KADININ ADI VAR AMA HAKKI YOK !!!
5 Aralık Dünya Kadın Hakları Günü Üzerine
Kıymetli okurlar,
5 Aralık, tüm dünyada “Kadın Hakları Günü” olarak anılan; Türkiye’de ise ayrı bir anlam taşıyan bir tarih. Çünkü Cumhuriyetimizin ilanından sonra Gazi Mustafa Kemal Atatürk, Türk kadınına döneminin çok ötesinde haklar tanımış, bunu yalnızca söylemde değil, devrimlerin ve yasaların gücüyle hayata geçirmiştir. Seçme ve seçilme hakkından eğitim hakkına, sosyal hayata katılımdan aile hukukuna kadar pek çok alanda kadın, Atatürk’ün vizyonuyla güçlü bir birey olarak konumlandırılmıştır.
Ne var ki, aradan geçen bunca yıla rağmen ülkemizde hâlâ kadının adı var ama ne yazık ki çoğu yerde hakkı yok. Kadının özgürce yaşama hakkı, kendini ifade etme hakkı, insanca bir hayat sürme hakkı; toplumun geniş bir kesiminde görmezden geliniyor, değersizleştiriliyor. Hatta bırakın haklarını savunmayı, bazı kadınlar konuşmaktan, düşüncesini açıkça dile getirmekten bile korkar hâle geliyor.
Her gün yeni bir şiddet haberi, yeni bir cinayet, yeni bir isyan… Sayısı giderek artan kadın cinayetleri, şiddet vakaları ve adalet arayışları, ülkemizde kadınların nasıl bir kuşatma altında yaşadığının acı bir göstergesi. Birçok kadın, en yakınındaki erkekler tarafından şiddete maruz kalıyor; kimi zaman devlet mekanizmaları bu kadınların sesini duymakta gecikiyor.
Kadınların özgürlüğü, toplumsal gelişmişliğin en temel göstergelerinden biridir. Bir millet, kadınlarının omuzlarında yükselir; kadınını susturan, baskılayan, korkutan bir toplumun ilerlemesi mümkün değildir. Bugün özellikle genç kadınlar, eğitim fırsatlarına erişimden iş hayatındaki eşitsizliğe, ev içi yüklerin adaletsiz paylaşımından sosyal baskılara kadar pek çok engelle mücadele ediyor.

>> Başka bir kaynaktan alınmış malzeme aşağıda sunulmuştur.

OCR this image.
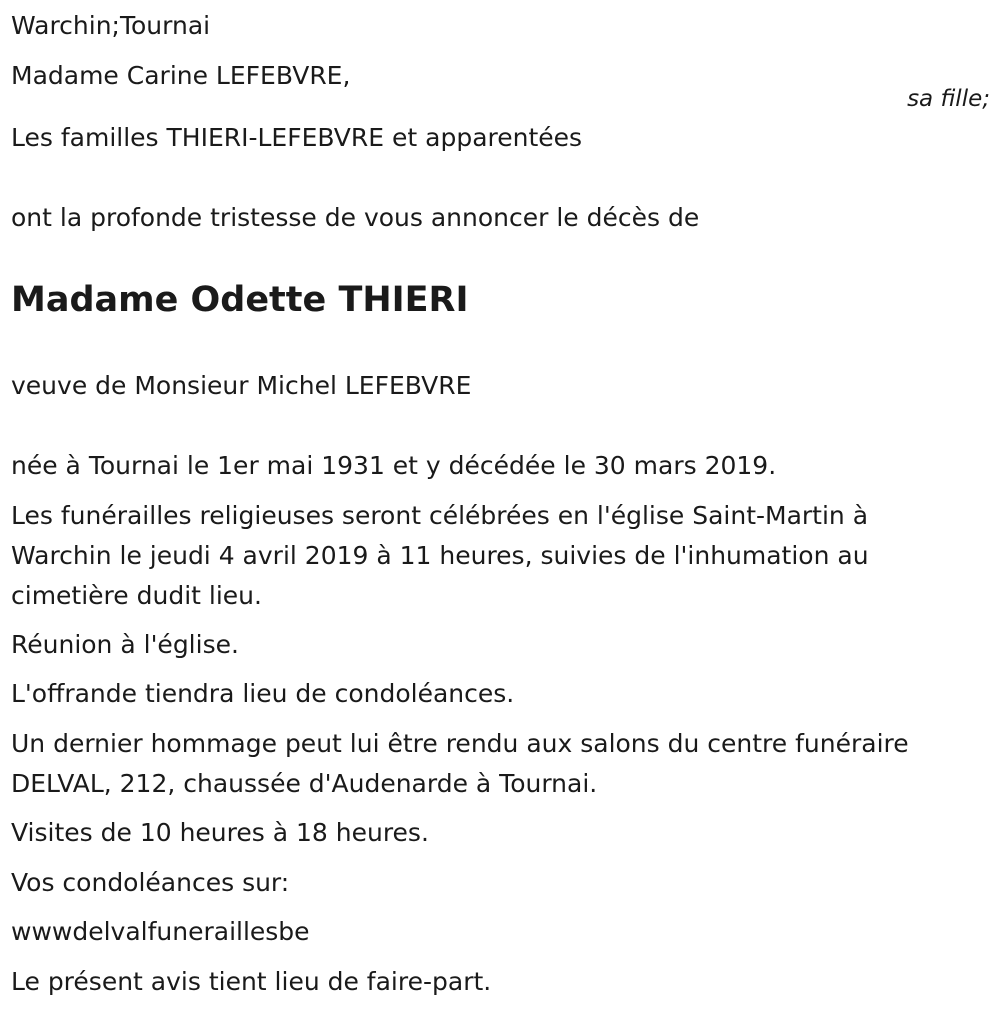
Warchin;Tournai
Madame Carine LEFEBVRE,
sa fille;
Les familles THIERI-LEFEBVRE et apparentées
ont la profonde tristesse de vous annoncer le décès de
Madame Odette THIERI
veuve de Monsieur Michel LEFEBVRE
née à Tournai le 1er mai 1931 et y décédée le 30 mars 2019.
Les funérailles religieuses seront célébrées en l'église Saint-Martin à
Warchin le jeudi 4 avril 2019 à 11 heures, suivies de l'inhumation au
cimetière dudit lieu.
Réunion à l'église.
L'offrande tiendra lieu de condoléances.
Un dernier hommage peut lui être rendu aux salons du centre funéraire
DELVAL, 212, chaussée d'Audenarde à Tournai.
Visites de 10 heures à 18 heures.
Vos condoléances sur:
wwwdelvalfuneraillesbe
Le présent avis tient lieu de faire-part.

5 Aralık Dünya Kadın Hakları Günü, bize sadece bir kutlamayı değil, bir muhasebeyi de hatırlatmalı:
Atatürk’ün Türk kadınına açtığı yolda ilerliyor muyuz?
Yoksa attığımız adımlar, sessizce geri mi sarıyor?
Kadınların yaşam hakkı, özgürlük hakkı, insan onuruna yakışır bir hayat sürme hakkı tartışma konusu bile olamaz. Ama bugün geldiğimiz noktada ne yazık ki bunlar her gün yeniden savunulmak zorunda kalınıyor.
Bu nedenle her bir bireye, her bir kuruma büyük sorumluluk düşüyor. Kadının yalnızca adının değil, haklarının da var olması için; korkmadan, susmadan, yılmadan mücadele etmek gerekiyor. Çünkü kadının özgür olmadığı bir ülkede hiç kimse gerçekten özgür değildir.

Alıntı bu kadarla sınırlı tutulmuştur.